Dans ses dernières conclusions remises et notifiées le 7 mars 2025, la société TransArt International demande à la cour de :

confirmer l'ordonnance rendue par le tribunal judiciaire de Paris en ce qu'il a débouté M. [B] de l'intégralité de ses demandes ;

statuant à nouveau :

condamner M. [B] à payer à la société TransArt International la somme de 6 000 euros sur le fondement de l'article 700 du code de procédure civile ;

condamner le même aux entiers dépens.

Dans ses dernières conclusions remises et notifiées le 7 mars 2025, la société [Z] & Co. Inc. demande à la cour de :

déclarer recevable l'appel provoqué de la société [Z] & Co. Inc. ;

infirmer l'ordonnance de référé du 31 octobre 2024 en ce qu'elle a débouté la société [Z] & Co. Inc de son intervention volontaire accessoire et en ce que le président du tribunal judiciaire de Paris ne s'est pas déclaré incompétent ;

et statuant à nouveau :

déclarer recevable l'intervention volontaire accessoire de la société [Z] & Co. Inc. au soutien des prétentions de la société TransArt International en sa qualité de cliente de la société TransArt international, d'une part, de potentielle défenderesse au fond, d'autre part ;

dire et juger que le président du tribunal judiciaire était incompétent matériellement au profit du président tribunal des activités économiques de Paris, l'action future de M. [B] ayant pour objet un litige entre commerçants et/ou concernant une société créée de fait commerciale ;

renvoyer les parties à mieux se pourvoir ;

à titre principal :

constater qu'une action civile ou pénale à l'encontre de M. [F] [Z] et/ou la société [Z] & Co.
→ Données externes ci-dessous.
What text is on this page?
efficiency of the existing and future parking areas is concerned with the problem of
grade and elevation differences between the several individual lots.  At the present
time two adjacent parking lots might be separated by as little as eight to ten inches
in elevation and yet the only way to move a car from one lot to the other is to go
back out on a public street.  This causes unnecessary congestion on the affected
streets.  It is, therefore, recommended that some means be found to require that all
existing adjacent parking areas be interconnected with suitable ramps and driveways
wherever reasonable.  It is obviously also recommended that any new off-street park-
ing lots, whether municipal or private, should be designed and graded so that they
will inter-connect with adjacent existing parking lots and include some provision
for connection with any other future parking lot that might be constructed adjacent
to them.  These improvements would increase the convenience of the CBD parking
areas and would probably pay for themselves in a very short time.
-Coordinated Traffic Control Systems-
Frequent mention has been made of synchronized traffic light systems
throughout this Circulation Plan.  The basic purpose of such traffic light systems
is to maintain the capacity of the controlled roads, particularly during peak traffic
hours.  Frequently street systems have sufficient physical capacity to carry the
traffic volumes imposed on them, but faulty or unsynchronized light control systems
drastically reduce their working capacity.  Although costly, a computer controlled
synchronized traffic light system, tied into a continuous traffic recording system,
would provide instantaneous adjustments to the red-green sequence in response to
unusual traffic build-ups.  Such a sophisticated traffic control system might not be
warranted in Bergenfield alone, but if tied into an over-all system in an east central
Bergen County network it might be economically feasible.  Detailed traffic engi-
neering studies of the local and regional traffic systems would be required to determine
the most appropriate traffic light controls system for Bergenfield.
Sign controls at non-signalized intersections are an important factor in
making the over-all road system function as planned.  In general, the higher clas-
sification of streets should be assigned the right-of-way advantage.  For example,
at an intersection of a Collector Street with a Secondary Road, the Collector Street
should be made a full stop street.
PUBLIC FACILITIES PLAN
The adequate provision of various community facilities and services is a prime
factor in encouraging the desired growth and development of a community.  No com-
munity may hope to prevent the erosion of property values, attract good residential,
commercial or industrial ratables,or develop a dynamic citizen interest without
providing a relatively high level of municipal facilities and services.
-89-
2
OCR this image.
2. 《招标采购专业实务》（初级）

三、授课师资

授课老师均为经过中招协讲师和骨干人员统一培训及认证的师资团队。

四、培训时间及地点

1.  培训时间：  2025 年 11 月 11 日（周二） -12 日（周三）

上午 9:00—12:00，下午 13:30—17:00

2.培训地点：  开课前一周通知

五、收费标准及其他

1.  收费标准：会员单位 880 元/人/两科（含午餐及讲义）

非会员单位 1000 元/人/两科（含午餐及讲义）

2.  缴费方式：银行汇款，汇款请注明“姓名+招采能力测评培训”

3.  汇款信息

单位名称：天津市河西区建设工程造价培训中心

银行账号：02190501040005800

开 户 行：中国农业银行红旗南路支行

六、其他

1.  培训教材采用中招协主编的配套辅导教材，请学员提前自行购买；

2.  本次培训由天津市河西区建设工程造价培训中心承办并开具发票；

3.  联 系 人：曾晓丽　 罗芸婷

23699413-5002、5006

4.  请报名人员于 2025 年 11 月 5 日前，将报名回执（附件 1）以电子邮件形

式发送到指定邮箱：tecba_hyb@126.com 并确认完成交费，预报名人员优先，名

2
Inc. est manifestement vouée à l'échec, les faits étant prescrits quelle que soit l'action envisagée, les conditions d'une société créée de fait n'étant pas réunies et les documents demandés étant inutiles faute de démontrer un droit sur le tableau de [N], privant ainsi la demande de mesure d'instruction de M. [B] de motif légitime ;

confirmer l'ordonnance de référé du 31 octobre 2024 en ce qu'elle a débouté M. [B] de sa demande d'une mesure d'instruction in futurum ;

en tout état de cause :

condamner M. [B] à payer à [Z] & Co. Inc. la somme de 15 000 euros au titre de l'article 700 du code de procédure civile ;

condamner M. [B] aux entiers dépens.

Conformément aux dispositions de l'article 455 du code de procédure civile, il est renvoyé aux conclusions des parties susvisées pour un plus ample exposé de leurs prétentions et moyens.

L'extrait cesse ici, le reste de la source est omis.